After posting in the "online mall for a loss thread", I went ahead and contacted AGR about not getting bestbuy.com points (purchased an item via the website with in store pickup) and points that I never got from a shoebuy.com purchase.

I got an email response from AGR saying I needed to fax them my account#, a description of the problem and my receipts. I did and I got a call about 2 weeks later. I didn't get to the phone in time, but they left a message saying they would research my fax request and to call if I had questions. About 2 weeks after that....I got my points post to my account. They never sent a confirmation or anything, but I just kept checking and they appeared.

So...it was about 4 weeks for the fax request to posting date, much faster than the "60-90 days" that the website claims requests will take.

I did in my initial email voice my annoyance that I need to do more work by tracking down points that should post automatically. Maybe the message will get through.

Mike S.


----------



## AlanB (Jun 8, 2008)

I've heard that AGR is aware of all the problems with the online mall and is moving to try and rectify things. Both in terms of kicking out merchants that can't get it right (they just did terminate several last month), as well as to improve both the attitude that agents convey when people report problems, and to make it easier to report problems and get those points posted timely upon receipt of proof.

And in the meantime while that is worked on, let me just remind everyone that this is still one of the best, most generous programs out there. Yes, it would be nice if everything worked perfectly the first time, but IT does happen sometimes. But the signs are there that AGR really is trying to fix this rather annoying problem.

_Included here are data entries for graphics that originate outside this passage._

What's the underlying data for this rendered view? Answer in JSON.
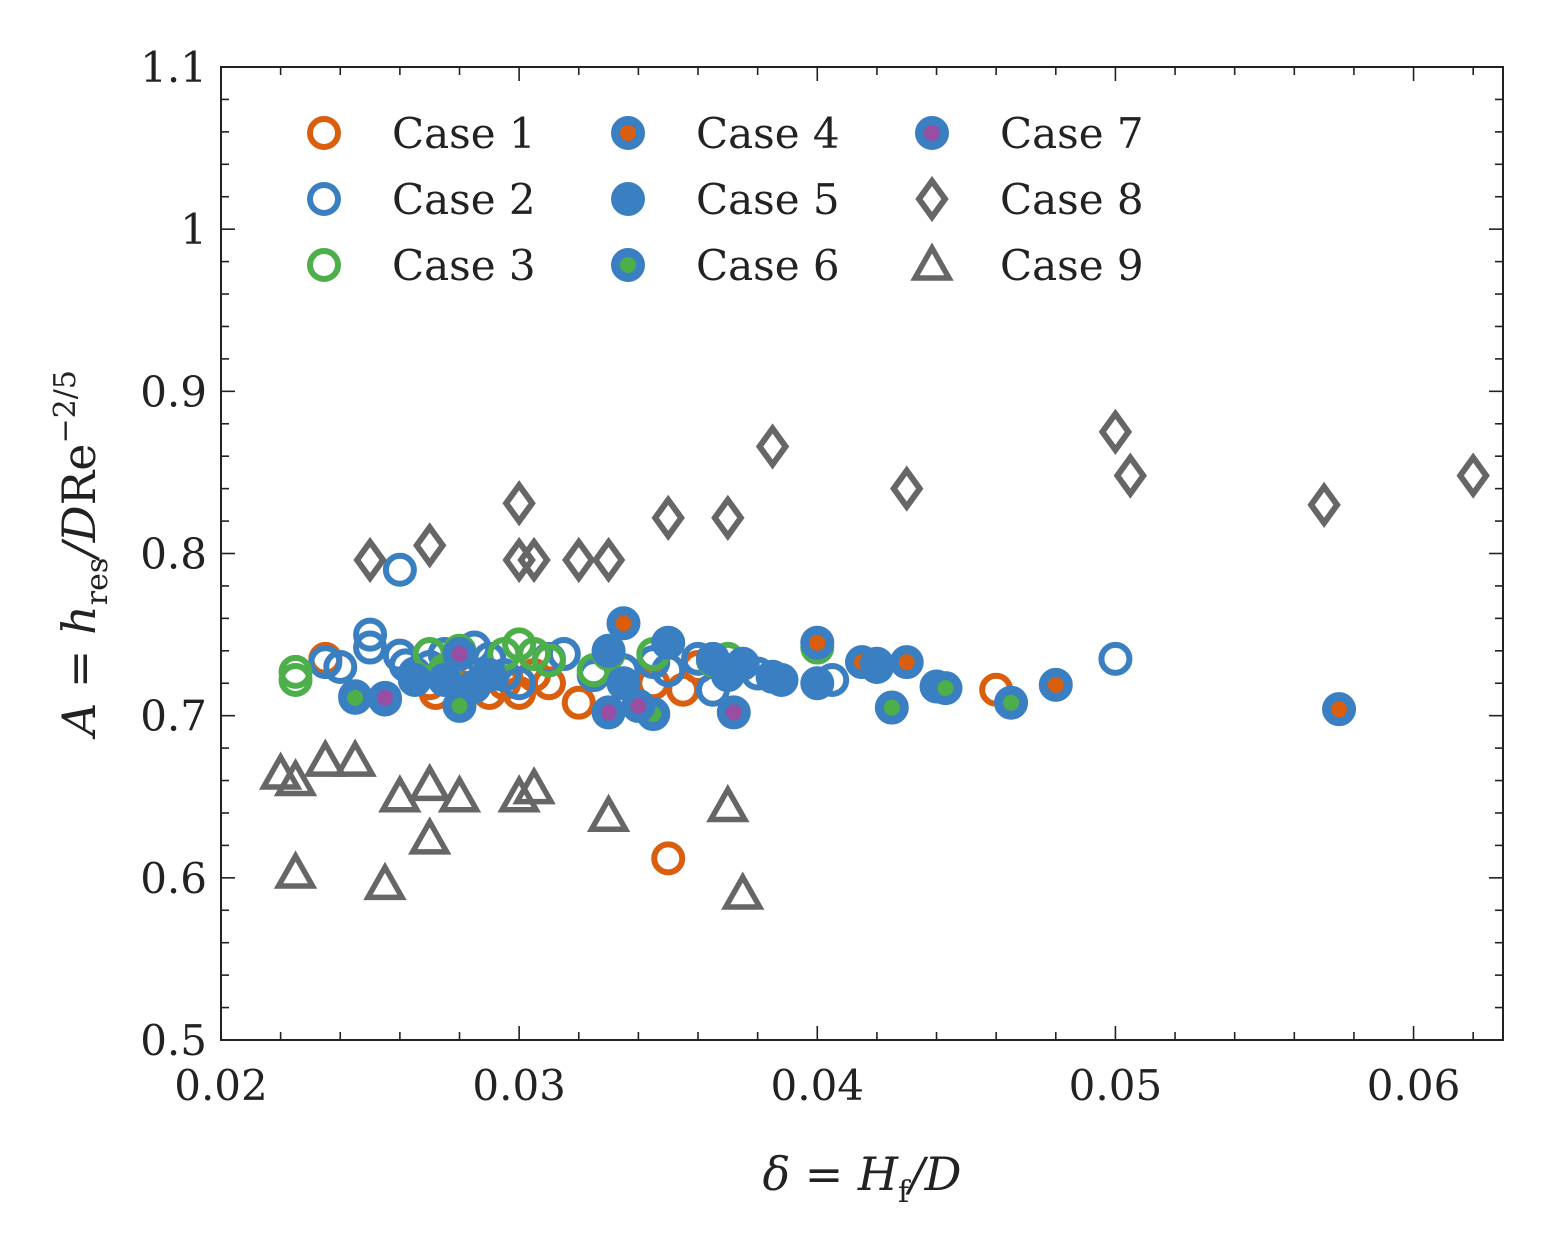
{
  "chart_data": {
    "type": "scatter",
    "xlabel": "δ = H_f/D",
    "ylabel": "A = h_res/DRe^−2/5",
    "xlim": [
      0.02,
      0.063
    ],
    "ylim": [
      0.5,
      1.1
    ],
    "x_ticks": [
      0.02,
      0.03,
      0.04,
      0.05,
      0.06
    ],
    "x_tick_labels": [
      "0.02",
      "0.03",
      "0.04",
      "0.05",
      "0.06"
    ],
    "y_ticks": [
      0.5,
      0.6,
      0.7,
      0.8,
      0.9,
      1.0,
      1.1
    ],
    "y_tick_labels": [
      "0.5",
      "0.6",
      "0.7",
      "0.8",
      "0.9",
      "1",
      "1.1"
    ],
    "legend_position": "top-left",
    "series": [
      {
        "name": "Case 1",
        "marker": "open-circle",
        "edge": "#d95f0e",
        "fill": "none",
        "points": [
          [
            0.0235,
            0.735
          ],
          [
            0.027,
            0.72
          ],
          [
            0.0272,
            0.714
          ],
          [
            0.028,
            0.718
          ],
          [
            0.029,
            0.714
          ],
          [
            0.0295,
            0.72
          ],
          [
            0.03,
            0.714
          ],
          [
            0.0305,
            0.725
          ],
          [
            0.031,
            0.72
          ],
          [
            0.032,
            0.708
          ],
          [
            0.0345,
            0.72
          ],
          [
            0.035,
            0.612
          ],
          [
            0.0355,
            0.716
          ],
          [
            0.036,
            0.73
          ],
          [
            0.046,
            0.716
          ]
        ]
      },
      {
        "name": "Case 2",
        "marker": "open-circle",
        "edge": "#3a7fc1",
        "fill": "none",
        "points": [
          [
            0.0235,
            0.733
          ],
          [
            0.024,
            0.73
          ],
          [
            0.025,
            0.75
          ],
          [
            0.025,
            0.742
          ],
          [
            0.026,
            0.79
          ],
          [
            0.026,
            0.737
          ],
          [
            0.0262,
            0.731
          ],
          [
            0.0265,
            0.726
          ],
          [
            0.027,
            0.73
          ],
          [
            0.0275,
            0.738
          ],
          [
            0.028,
            0.725
          ],
          [
            0.0285,
            0.742
          ],
          [
            0.029,
            0.735
          ],
          [
            0.0295,
            0.725
          ],
          [
            0.03,
            0.72
          ],
          [
            0.031,
            0.735
          ],
          [
            0.0315,
            0.738
          ],
          [
            0.0325,
            0.725
          ],
          [
            0.0335,
            0.728
          ],
          [
            0.0345,
            0.733
          ],
          [
            0.035,
            0.728
          ],
          [
            0.036,
            0.735
          ],
          [
            0.0365,
            0.716
          ],
          [
            0.038,
            0.726
          ],
          [
            0.0405,
            0.722
          ],
          [
            0.042,
            0.73
          ],
          [
            0.05,
            0.735
          ]
        ]
      },
      {
        "name": "Case 3",
        "marker": "open-circle",
        "edge": "#4daf4a",
        "fill": "none",
        "points": [
          [
            0.0225,
            0.727
          ],
          [
            0.0225,
            0.722
          ],
          [
            0.027,
            0.738
          ],
          [
            0.0275,
            0.728
          ],
          [
            0.028,
            0.74
          ],
          [
            0.0295,
            0.738
          ],
          [
            0.03,
            0.744
          ],
          [
            0.0305,
            0.738
          ],
          [
            0.031,
            0.734
          ],
          [
            0.0325,
            0.728
          ],
          [
            0.033,
            0.738
          ],
          [
            0.0345,
            0.738
          ],
          [
            0.0365,
            0.734
          ],
          [
            0.037,
            0.735
          ],
          [
            0.04,
            0.742
          ]
        ]
      },
      {
        "name": "Case 4",
        "marker": "filled-circle-dot",
        "edge": "#3a7fc1",
        "fill": "#3a7fc1",
        "dot": "#d95f0e",
        "points": [
          [
            0.0335,
            0.757
          ],
          [
            0.04,
            0.745
          ],
          [
            0.0415,
            0.733
          ],
          [
            0.043,
            0.733
          ],
          [
            0.048,
            0.719
          ],
          [
            0.0575,
            0.704
          ]
        ]
      },
      {
        "name": "Case 5",
        "marker": "filled-circle",
        "edge": "#3a7fc1",
        "fill": "#3a7fc1",
        "points": [
          [
            0.0245,
            0.712
          ],
          [
            0.0255,
            0.71
          ],
          [
            0.0265,
            0.722
          ],
          [
            0.0275,
            0.722
          ],
          [
            0.0285,
            0.718
          ],
          [
            0.029,
            0.725
          ],
          [
            0.033,
            0.74
          ],
          [
            0.0335,
            0.72
          ],
          [
            0.035,
            0.745
          ],
          [
            0.0365,
            0.735
          ],
          [
            0.037,
            0.725
          ],
          [
            0.0375,
            0.732
          ],
          [
            0.0385,
            0.724
          ],
          [
            0.0388,
            0.722
          ],
          [
            0.04,
            0.72
          ],
          [
            0.042,
            0.732
          ],
          [
            0.044,
            0.718
          ]
        ]
      },
      {
        "name": "Case 6",
        "marker": "filled-circle-dot",
        "edge": "#3a7fc1",
        "fill": "#3a7fc1",
        "dot": "#4daf4a",
        "points": [
          [
            0.0245,
            0.711
          ],
          [
            0.028,
            0.706
          ],
          [
            0.0345,
            0.701
          ],
          [
            0.0425,
            0.705
          ],
          [
            0.0443,
            0.717
          ],
          [
            0.0465,
            0.708
          ]
        ]
      },
      {
        "name": "Case 7",
        "marker": "filled-circle-dot",
        "edge": "#3a7fc1",
        "fill": "#3a7fc1",
        "dot": "#984ea3",
        "points": [
          [
            0.0255,
            0.711
          ],
          [
            0.028,
            0.738
          ],
          [
            0.033,
            0.702
          ],
          [
            0.034,
            0.706
          ],
          [
            0.0372,
            0.702
          ]
        ]
      },
      {
        "name": "Case 8",
        "marker": "open-diamond",
        "edge": "#666666",
        "fill": "none",
        "points": [
          [
            0.025,
            0.796
          ],
          [
            0.027,
            0.805
          ],
          [
            0.03,
            0.831
          ],
          [
            0.03,
            0.796
          ],
          [
            0.0305,
            0.796
          ],
          [
            0.032,
            0.796
          ],
          [
            0.033,
            0.796
          ],
          [
            0.035,
            0.822
          ],
          [
            0.037,
            0.822
          ],
          [
            0.0385,
            0.866
          ],
          [
            0.043,
            0.84
          ],
          [
            0.05,
            0.875
          ],
          [
            0.0505,
            0.848
          ],
          [
            0.057,
            0.83
          ],
          [
            0.062,
            0.848
          ]
        ]
      },
      {
        "name": "Case 9",
        "marker": "open-triangle",
        "edge": "#666666",
        "fill": "none",
        "points": [
          [
            0.022,
            0.664
          ],
          [
            0.0225,
            0.66
          ],
          [
            0.0225,
            0.603
          ],
          [
            0.0235,
            0.672
          ],
          [
            0.0245,
            0.672
          ],
          [
            0.0255,
            0.596
          ],
          [
            0.026,
            0.65
          ],
          [
            0.027,
            0.657
          ],
          [
            0.027,
            0.624
          ],
          [
            0.028,
            0.65
          ],
          [
            0.03,
            0.65
          ],
          [
            0.0305,
            0.655
          ],
          [
            0.033,
            0.638
          ],
          [
            0.037,
            0.644
          ],
          [
            0.0375,
            0.59
          ]
        ]
      }
    ]
  }
}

And your experience Mike, coupled with Brenda’s results from a few weeks ago, shows that they are indeed continuing to work on this problem.


----------



## sechs (Jun 8, 2008)

I spent months working on my online mall issue, and all a got was a couple hundred "thanks for playing" points. I had to ask for those!


----------



## AlanB (Jun 13, 2008)

I know that we've probably had a few other topics like this, but since it does seem that AGR is trying to fix the problems with this program, I'm curious if any other members out there have not been able to get the points that they were entitled to for an online mall purchase and just gave up. If you have had problems with the mall that were not resolved, please post a bit of a description of what did or didn't happen, but without giving away any revealing details.

We'll use this as sort of a benchmark to compare things as AGR attempts to make using the mall far more seemless and less painful in the future.

Thanks!


----------



## RailFanLNK (Jun 13, 2008)

So whose all been kicked off? I'm still trying to get some points and wondering if it was any of the merchants I purchased from.


----------



## rimmiqs (Jun 13, 2008)

rail rookie said:


> So whose all been kicked off? I'm still trying to get some points and wondering if it was any of the merchants I purchased from.


I think Netflix, Staples, and Sharper Image so far.


----------



## sechs (Jun 16, 2008)

I didn't notice ShoeBuy in the list. That's from where I was expecting to get points.


----------



## rimmiqs (Jun 16, 2008)

Yeah, Shoebuy is still an online mall partner.


----------